Millequattrocentosettantasei sono i chilometri che “dividono” Novi Sad da Strasburgo. La Serbia dalla Francia, l’Unione europea e la speranza di farne parte. 1.476 sono i chilometri percorsi in bicicletta, in 13 giorni e attraverso sei Paesi, da circa 80 studenti serbi per denunciare la corruzione, chiedere «giustizia e riforme democratiche» e «sensibilizzare l’Europa sull’importanza delle proteste» che da mesi agitano il Paese balcanico, spiegano gli studenti a Open. Quella che era cominciata come un singola manifestazione dopo il crollo del 1° novembre di una pensilina nella stazione di Novi Sad che ha causato la morte di 16 persone, si è trasformata in un vero e proprio movimento nazionale. «Sono così orgoglioso di aver fatto parte di questo progetto: un gruppo di 80 studenti che parte dalla Serbia, pedala per 13 giorni consecutivi per oltre 1.400 chilometri, e arriva a Strasburgo. Abbiamo fatto la storia», ci dice uno dei partecipanti. Dopo aver attraversato Budapest, Vienna, Monaco e Stoccarda, gli studenti sono stati accolti dai membri del Parlamento europeo e del Consiglio d’Europa nella città del nordest della Francia, ai quali hanno presentato le loro istanze e illustrato l’attuale, e complicata, situazione nel Paese guidato da Aleksandar Vučić, da oltre dieci anni al potere.
«La Serbia ha bisogno del sostegno dell’Europa»

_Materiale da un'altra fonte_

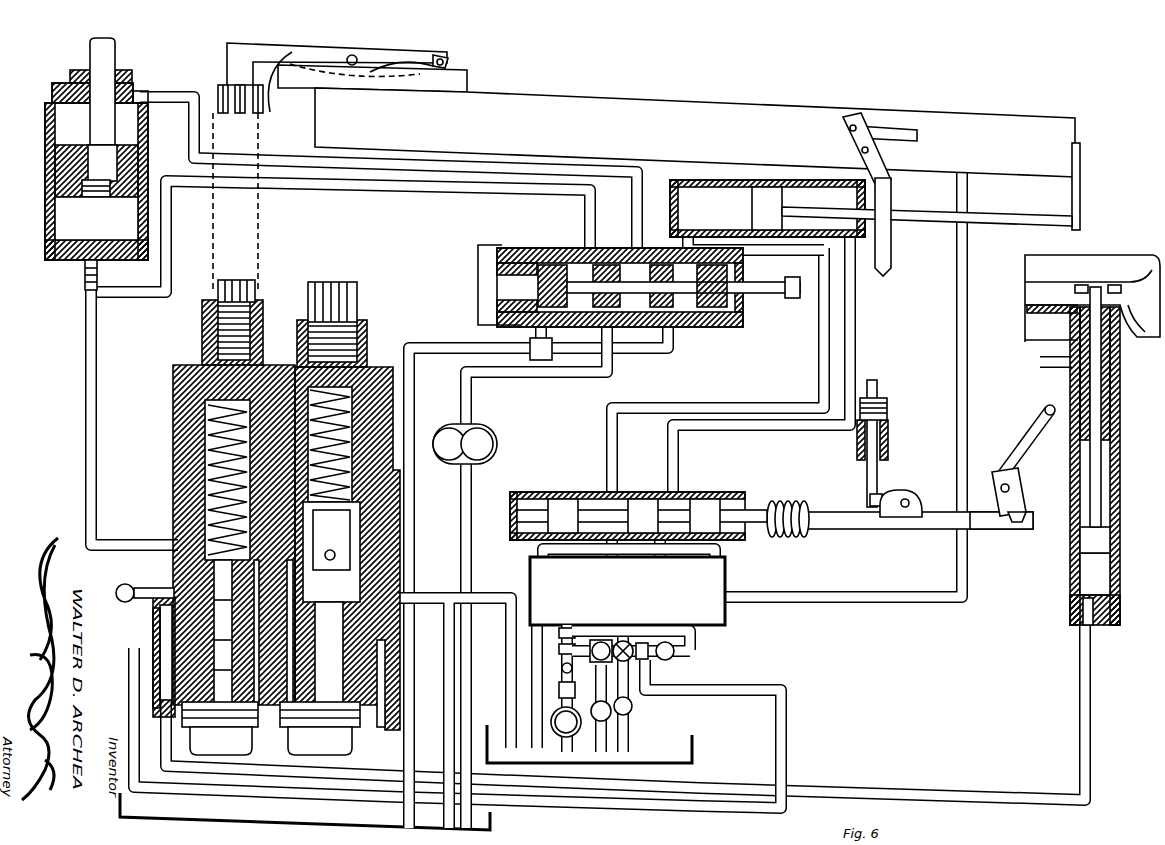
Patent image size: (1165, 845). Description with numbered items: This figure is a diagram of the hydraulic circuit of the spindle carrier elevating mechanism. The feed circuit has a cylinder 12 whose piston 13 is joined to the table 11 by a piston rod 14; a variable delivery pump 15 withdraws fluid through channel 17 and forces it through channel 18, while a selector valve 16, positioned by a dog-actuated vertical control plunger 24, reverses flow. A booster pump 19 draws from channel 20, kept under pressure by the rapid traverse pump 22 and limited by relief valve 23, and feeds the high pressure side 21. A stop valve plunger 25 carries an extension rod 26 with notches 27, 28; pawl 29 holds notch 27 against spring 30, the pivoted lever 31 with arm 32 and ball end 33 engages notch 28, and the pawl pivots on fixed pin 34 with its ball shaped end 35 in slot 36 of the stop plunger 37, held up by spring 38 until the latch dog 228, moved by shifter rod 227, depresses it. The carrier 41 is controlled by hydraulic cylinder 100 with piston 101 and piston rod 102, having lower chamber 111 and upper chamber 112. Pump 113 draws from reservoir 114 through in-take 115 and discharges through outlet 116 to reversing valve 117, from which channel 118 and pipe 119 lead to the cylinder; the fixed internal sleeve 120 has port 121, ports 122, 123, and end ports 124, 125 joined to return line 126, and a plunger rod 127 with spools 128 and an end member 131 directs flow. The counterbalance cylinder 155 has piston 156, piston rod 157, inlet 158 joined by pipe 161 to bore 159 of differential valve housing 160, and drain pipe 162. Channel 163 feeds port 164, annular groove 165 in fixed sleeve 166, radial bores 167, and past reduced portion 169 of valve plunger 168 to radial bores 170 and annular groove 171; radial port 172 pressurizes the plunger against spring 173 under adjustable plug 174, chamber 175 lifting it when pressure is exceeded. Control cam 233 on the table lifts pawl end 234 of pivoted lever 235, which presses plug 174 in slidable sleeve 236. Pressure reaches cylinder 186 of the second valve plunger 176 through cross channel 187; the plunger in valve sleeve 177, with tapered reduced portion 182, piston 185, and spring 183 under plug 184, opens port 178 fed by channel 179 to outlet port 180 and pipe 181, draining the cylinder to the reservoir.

The table 11 is at (748, 90).
The cylinder 12 is at (708, 180).
The piston 13 is at (765, 190).
The piston rod 14 is at (900, 220).
The variable delivery pump 15 is at (672, 656).
The selector valve 16 is at (727, 614).
The channel 17 is at (606, 442).
The channel 18 is at (680, 456).
The booster pump 19 is at (596, 660).
The channel 20 is at (572, 672).
The high pressure side 21 is at (630, 664).
The rapid traverse pump 22 is at (572, 730).
The relief valve 23 is at (608, 716).
The vertical control plunger 24 is at (966, 576).
The stop valve plunger 25 is at (570, 500).
The extension rod 26 is at (968, 532).
The notch 27 is at (920, 530).
The notch 28 is at (1000, 514).
The pawl 29 is at (909, 500).
The spring 30 is at (790, 538).
The pivoted lever 31 is at (1028, 460).
The arm 32 is at (1024, 494).
The ball end 33 is at (1024, 512).
The fixed pin 34 is at (916, 492).
The ball shaped end 35 is at (888, 494).
The slot 36 is at (868, 496).
The stop plunger 37 is at (892, 262).
The spring 38 is at (888, 408).
The spindle carrier 41 is at (1046, 258).
The hydraulic cylinder 100 is at (82, 164).
The piston 101 is at (60, 162).
The piston rod 102 is at (112, 49).
The lower chamber 111 is at (60, 222).
The upper chamber 112 is at (58, 122).
The pump 113 is at (490, 430).
The reservoir 114 is at (493, 824).
The in-take 115 is at (472, 477).
The outlet 116 is at (540, 380).
The reversing valve 117 is at (728, 330).
The channel 118 is at (84, 273).
The pipe 119 is at (190, 128).
The fixed internal sleeve 120 is at (646, 295).
The port 121 is at (614, 355).
The port 122 is at (584, 258).
The port 123 is at (636, 256).
The port 124 is at (515, 344).
The port 125 is at (678, 344).
The return line 126 is at (413, 491).
The plunger rod 127 is at (760, 252).
The spools 128 is at (536, 258).
The valve stem knob 131 is at (792, 300).
The cylinder 155 is at (1080, 570).
The piston 156 is at (1080, 543).
The piston rod 157 is at (1080, 515).
The inlet 158 is at (1072, 610).
The bore 159 is at (160, 605).
The differential valve housing 160 is at (214, 498).
The pipe 161 is at (1030, 793).
The drain pipe 162 is at (1050, 366).
The channel 163 is at (787, 733).
The port 164 is at (152, 630).
The annular groove 165 is at (152, 660).
The fixed sleeve 166 is at (240, 760).
The radial bores 167 is at (160, 685).
The valve plunger 168 is at (215, 575).
The reduced portion 169 is at (225, 590).
The radial bores 170 is at (150, 588).
The annular groove 171 is at (118, 590).
The radial port 172 is at (165, 700).
The spring 173 is at (205, 446).
The adjustable plug 174 is at (202, 345).
The chamber 175 is at (225, 740).
The valve plunger 176 is at (380, 530).
The valve sleeve 177 is at (370, 690).
The port 178 is at (360, 560).
The channel 179 is at (84, 438).
The outlet port 180 is at (360, 625).
The pipe 181 is at (440, 594).
The tapered reduced portion 182 is at (402, 580).
The spring 183 is at (375, 360).
The plug 184 is at (370, 335).
The piston 185 is at (370, 660).
The cylinder 186 is at (345, 735).
The cross channel 187 is at (262, 730).
The shifter rod 227 is at (900, 126).
The latch dog 228 is at (878, 164).
The variable pressure control cam 233 is at (458, 84).
The pawl end 234 is at (450, 59).
The pivoted lever 235 is at (255, 171).
The slidable sleeve 236 is at (202, 328).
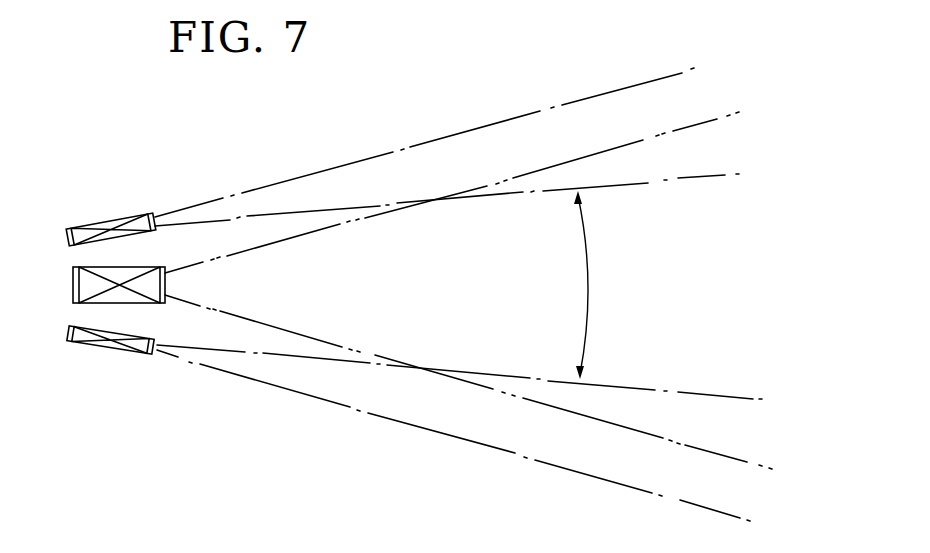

«Ci rivolgiamo a voi come giovani che hanno deciso, a causa dell’ingiustizia e della mancanza di un dialogo nel nostro Paese, di venire qui in bicicletta – hanno detto davanti al Consiglio d’Europa dove uno studente ha letto una lettera indirizzata anche al presidente francese Emmanuel Macron -. La nostra missione è semplice, ma importante: viviamo in un Paese in cui le istituzioni servono gli interessi di una ristretta cerchia di governanti, dove i media sono sotto pressione, le elezioni sono truccate e il pensiero critico è preso di mira. La Serbia ha bisogno del sostegno dell’Europa – prosegue -. Non chiediamo sanzioni, ma un po’ di verità e soprattutto responsabilità. Non siamo venuti qui per fuggire dalla Serbia, ma per farvi ritorno».
«Sono consapevole che, in quanto paese non appartenente all’Ue – spiega a Open un altro studente che ha preso parte al viaggio – abbiamo possibilità limitate, ma credo che solo il messaggio che abbiamo portato alle persone nei paesi che abbiamo attraversato, e il numero di persone che ha sentito parlare di noi e della situazione in Serbia, sia già sufficiente a generare una certa pressione internazionale per aiutarci». Ora è arrivato il momento di fare ritorno «a casa», ma «continueremo a protestare affinché le istituzioni facciamo il proprio lavoro come dovrebbero, in modo democratico e secondo la legge. Non ci fermeremo – continua – finché le nostre richieste non verranno soddisfatte». L’obiettivo dei giovani serbi è chiaro: «Non ci interessano i singoli nomi al potere, ma crediamo che debba esserci un sistema in grado di prevenire la corruzione indipendentemente da chi governa, e vogliamo – conclude – che le istituzioni siano restituite al popolo». Intanto, l’eurodeputata slovena Irena Joveva – scrive N1 – ha sottolineato la volontà di programmare un incontro con la presidente della Commissione europea, Ursula von der Leyen, per discutere della situazione nel Paese della Penisola balcanica.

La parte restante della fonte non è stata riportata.